Re: Child emotional physical and suspecting sexual abuse. Please offer advice. Warning..Long story..
29821,
The little girl is not the only angel in the house when you visit.
"She's a miracle...like an angel sent from heaven."
I'm a 53 yr. old male from a dysfunctional family and have suffered 51 years of suicidal
Depression because of it, so I understand why you are so frantic, ...you are emotionally overwhelmed just by knowing that this happens. Take a deep breath and relax for a second before you explode. I don't mean to belittle the situation by saying "dysfunctional family", a dysfunctional family no matter how severe is very serious, but you have to remember to retain your own sanity while dealing with it.
Now, first things first.
I'm not sure about the rules of adoption, but I THINK that if the authorities get involved, there is no chance of it,...the child simply becomes a ward of the state and will go to a foster home.

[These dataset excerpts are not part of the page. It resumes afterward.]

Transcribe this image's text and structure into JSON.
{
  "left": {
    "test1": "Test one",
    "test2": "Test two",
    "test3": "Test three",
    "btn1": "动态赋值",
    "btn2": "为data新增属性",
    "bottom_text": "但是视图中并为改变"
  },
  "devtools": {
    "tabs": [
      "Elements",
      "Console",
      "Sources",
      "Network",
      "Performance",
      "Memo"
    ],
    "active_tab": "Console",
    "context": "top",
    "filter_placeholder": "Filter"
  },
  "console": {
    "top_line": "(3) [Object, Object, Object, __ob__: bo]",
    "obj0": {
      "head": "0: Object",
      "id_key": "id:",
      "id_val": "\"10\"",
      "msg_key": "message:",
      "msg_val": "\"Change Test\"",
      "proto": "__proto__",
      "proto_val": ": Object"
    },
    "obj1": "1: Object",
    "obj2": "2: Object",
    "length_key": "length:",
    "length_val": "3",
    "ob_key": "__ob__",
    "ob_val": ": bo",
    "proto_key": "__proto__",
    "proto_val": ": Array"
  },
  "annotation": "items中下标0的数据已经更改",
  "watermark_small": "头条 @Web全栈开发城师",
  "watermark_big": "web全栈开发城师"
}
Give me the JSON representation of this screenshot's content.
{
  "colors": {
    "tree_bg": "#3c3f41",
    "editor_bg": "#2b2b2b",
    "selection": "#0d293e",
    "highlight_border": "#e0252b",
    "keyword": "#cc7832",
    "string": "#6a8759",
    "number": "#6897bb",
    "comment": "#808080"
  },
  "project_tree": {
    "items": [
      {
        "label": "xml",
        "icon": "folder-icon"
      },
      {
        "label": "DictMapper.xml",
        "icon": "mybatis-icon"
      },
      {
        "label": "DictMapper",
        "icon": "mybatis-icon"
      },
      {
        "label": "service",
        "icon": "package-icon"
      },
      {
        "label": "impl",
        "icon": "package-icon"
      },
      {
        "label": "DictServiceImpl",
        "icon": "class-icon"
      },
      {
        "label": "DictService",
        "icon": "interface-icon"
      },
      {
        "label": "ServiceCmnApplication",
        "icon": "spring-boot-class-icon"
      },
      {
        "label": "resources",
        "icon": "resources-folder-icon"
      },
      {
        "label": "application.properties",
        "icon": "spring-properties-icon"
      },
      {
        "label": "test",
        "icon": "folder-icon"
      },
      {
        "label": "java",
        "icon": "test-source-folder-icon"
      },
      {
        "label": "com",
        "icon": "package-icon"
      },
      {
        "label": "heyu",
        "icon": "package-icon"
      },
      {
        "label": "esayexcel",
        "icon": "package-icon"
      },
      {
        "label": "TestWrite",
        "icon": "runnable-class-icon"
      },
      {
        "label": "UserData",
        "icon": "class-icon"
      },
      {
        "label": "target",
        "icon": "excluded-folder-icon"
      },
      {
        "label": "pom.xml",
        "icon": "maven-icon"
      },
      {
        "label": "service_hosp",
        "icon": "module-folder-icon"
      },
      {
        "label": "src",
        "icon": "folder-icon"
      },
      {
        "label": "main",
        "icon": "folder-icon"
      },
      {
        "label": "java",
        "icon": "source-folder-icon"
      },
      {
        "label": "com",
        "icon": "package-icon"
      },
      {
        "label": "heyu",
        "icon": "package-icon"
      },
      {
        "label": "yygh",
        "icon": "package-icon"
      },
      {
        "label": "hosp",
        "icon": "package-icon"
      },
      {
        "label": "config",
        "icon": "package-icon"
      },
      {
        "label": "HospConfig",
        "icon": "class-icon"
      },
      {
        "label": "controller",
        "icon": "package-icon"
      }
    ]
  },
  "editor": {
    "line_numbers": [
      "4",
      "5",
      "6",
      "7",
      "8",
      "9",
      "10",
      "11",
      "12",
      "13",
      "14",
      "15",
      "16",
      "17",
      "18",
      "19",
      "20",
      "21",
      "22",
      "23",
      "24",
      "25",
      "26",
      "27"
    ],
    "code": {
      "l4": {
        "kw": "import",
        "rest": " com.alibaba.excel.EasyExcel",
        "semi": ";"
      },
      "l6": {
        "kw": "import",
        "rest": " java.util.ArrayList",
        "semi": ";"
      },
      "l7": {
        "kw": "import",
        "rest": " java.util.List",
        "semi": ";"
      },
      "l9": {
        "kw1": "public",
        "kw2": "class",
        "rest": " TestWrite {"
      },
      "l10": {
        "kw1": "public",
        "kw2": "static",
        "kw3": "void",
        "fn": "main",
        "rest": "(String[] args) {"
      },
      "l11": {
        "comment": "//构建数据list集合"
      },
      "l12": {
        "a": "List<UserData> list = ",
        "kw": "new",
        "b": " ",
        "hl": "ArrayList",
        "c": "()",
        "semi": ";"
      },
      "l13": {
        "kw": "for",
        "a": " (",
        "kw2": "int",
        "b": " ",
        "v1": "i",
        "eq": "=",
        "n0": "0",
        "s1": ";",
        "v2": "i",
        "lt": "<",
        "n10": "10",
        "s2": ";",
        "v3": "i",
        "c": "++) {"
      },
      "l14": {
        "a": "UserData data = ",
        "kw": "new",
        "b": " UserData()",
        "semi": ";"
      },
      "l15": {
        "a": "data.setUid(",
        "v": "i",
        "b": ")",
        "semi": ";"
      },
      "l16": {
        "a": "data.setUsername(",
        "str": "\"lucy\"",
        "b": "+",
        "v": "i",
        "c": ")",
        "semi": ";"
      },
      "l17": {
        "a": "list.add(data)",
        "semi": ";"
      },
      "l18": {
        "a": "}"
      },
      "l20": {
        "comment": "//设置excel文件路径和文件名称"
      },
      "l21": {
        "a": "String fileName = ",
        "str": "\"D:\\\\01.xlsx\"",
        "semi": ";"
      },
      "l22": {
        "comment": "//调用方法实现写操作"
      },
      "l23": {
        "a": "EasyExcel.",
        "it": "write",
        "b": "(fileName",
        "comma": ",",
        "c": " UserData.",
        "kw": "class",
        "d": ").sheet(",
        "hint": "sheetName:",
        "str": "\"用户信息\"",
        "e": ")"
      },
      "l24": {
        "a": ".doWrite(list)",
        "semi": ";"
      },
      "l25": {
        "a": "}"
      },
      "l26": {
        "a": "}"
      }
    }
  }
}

If you find out for sure that the daughter is being abused and don't tell authorities, you probably become legally unfit to adopt (maybe even considered an accomplice). If you DO tell authorities, the child becomes a ward of the state. Either way, WILL YOU BE ABLE TO PROVE the allegations, will the daughter retain her resolve to substantiate your claim of abuse, will you become an enemy of the parents, and will you become an enemy of the other children because you broke up the family? or will they resent you for the fate of the other children?
At any rate, the children will become wards of the state (as far as I know) when the authorities get involved.
I'm not sure about adoption law.
Right now, financial support for the children is being paid whether the parents want to gripe about it or not. If the parents let you adopt any of the children, the child support payments that you recieve will be about 50% of what they are paying now, the parents will have less stress and less chance of going to jail in the future because of the abuse of 4 children,...meaning they should be glad you are offering to adopt and take at least one child off their hands because that would lessen their financial burden, to say the least. Your friend is hoping that you will somehow circumvent the law of child support (and are willing to whether you have 5 million dollars in the bank or not).
Your friend is in an abusive situation, but she doesn't want to admit it, and doesn't want to even consider the reality of leaving this "man" because 4 children are a big financial burden (she should love to have you adopt).
Would the courts consider you to be financially fit to raise a child with meager child support? Would there be any retaliation in the future (legal or otherwise) from the parents or the other children? Would you have stay in the same state and get restraining orders or orders of protection from the father?
It might not be as easy as you think, there are many legal considerations.
http://www.motherhelp.info/baby_loss.htm
http://www.associatedcontent.com/article/71984/benefits_of_open_adoption_a_bi...
http://www.geocities.com/counting_to_ten/articles.html
http://www.prweb.com/releases/2004/4/prweb117838.php
Family situations are much more complicated than just doing whatever you want to do.